Retailers have taken their argument a step further, arguing that Visa and MasterCard use their monopoly power to force retailers that accept their charge cards to also take other forms of the card, including so-called check cards that deduct money directly from a customer's bank account. The big banks' check cards, however, cost merchants more than traditional, regional ATM cards.

"If retailers were free to say no to the cards, they'd be able to get the transaction another way, at a lower cost to the retailer and to the consumer," said Lloyd Constantine, of New York's Constantine & Partners, lead counsel in the case. "That would force Visa and MasterCard to compete--meaning they'd have to lower the price of these cards and improve the safety features."

Both the merchants and the card issuers claim to be operating with consumers' best interests in mind.

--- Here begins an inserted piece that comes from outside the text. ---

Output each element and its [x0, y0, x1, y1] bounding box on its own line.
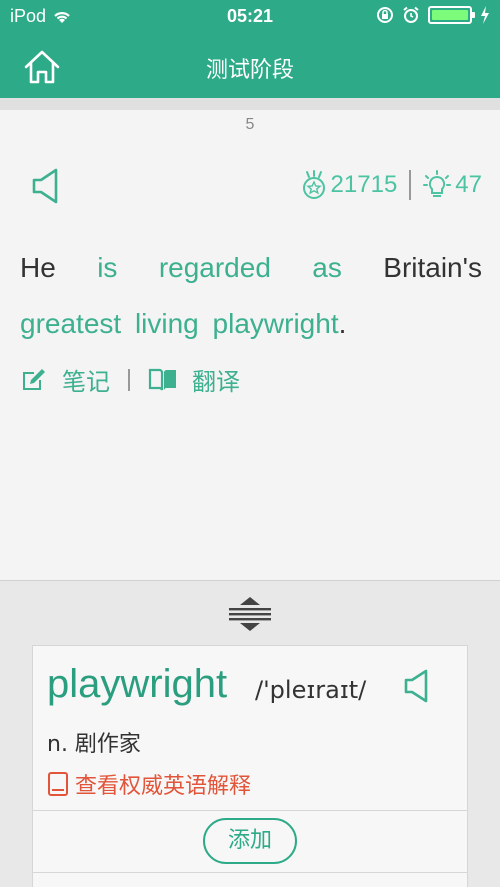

For the card companies, the issue is one of giving consumers an option of how to pay for purchases. They say that if they didn't demand that retailers honor the check cards, many would decline to do so. That would cause customer confusion about which card to use, the issuers argue, and some of the poorest consumers might be limited in their purchasing abilities, since they often do not have access to traditional credit cards.

"Nearly 18 million merchants accept Visa because it's in their financial interest to do so," said Visa spokesman Kelly Presta. "We think consumers want to be able to walk into a store and use any type of Visa card they own."

Visa declined to elaborate on why some transactions are more costly than others. MasterCard could not be reached for comment.

The retailers, however, say that the additional charges associated with debit card transactions are ultimately passed on to consumers. Shoppers, they say, always have the choice of not patronizing stores that do not accept their preferred form of payment.

Each time a customer uses a Visa check card or MasterMoney card, retailers say, the store pays more in fees than it would for a traditional ATM card. In California, those fees can be between $1.46 and $2.25 on a $100 purchase, the retailers' attorneys said.

Those figures compare to about 8 cents per $100 in purchases made with a traditional ATM card, plaintiffs' attorney Constantine said.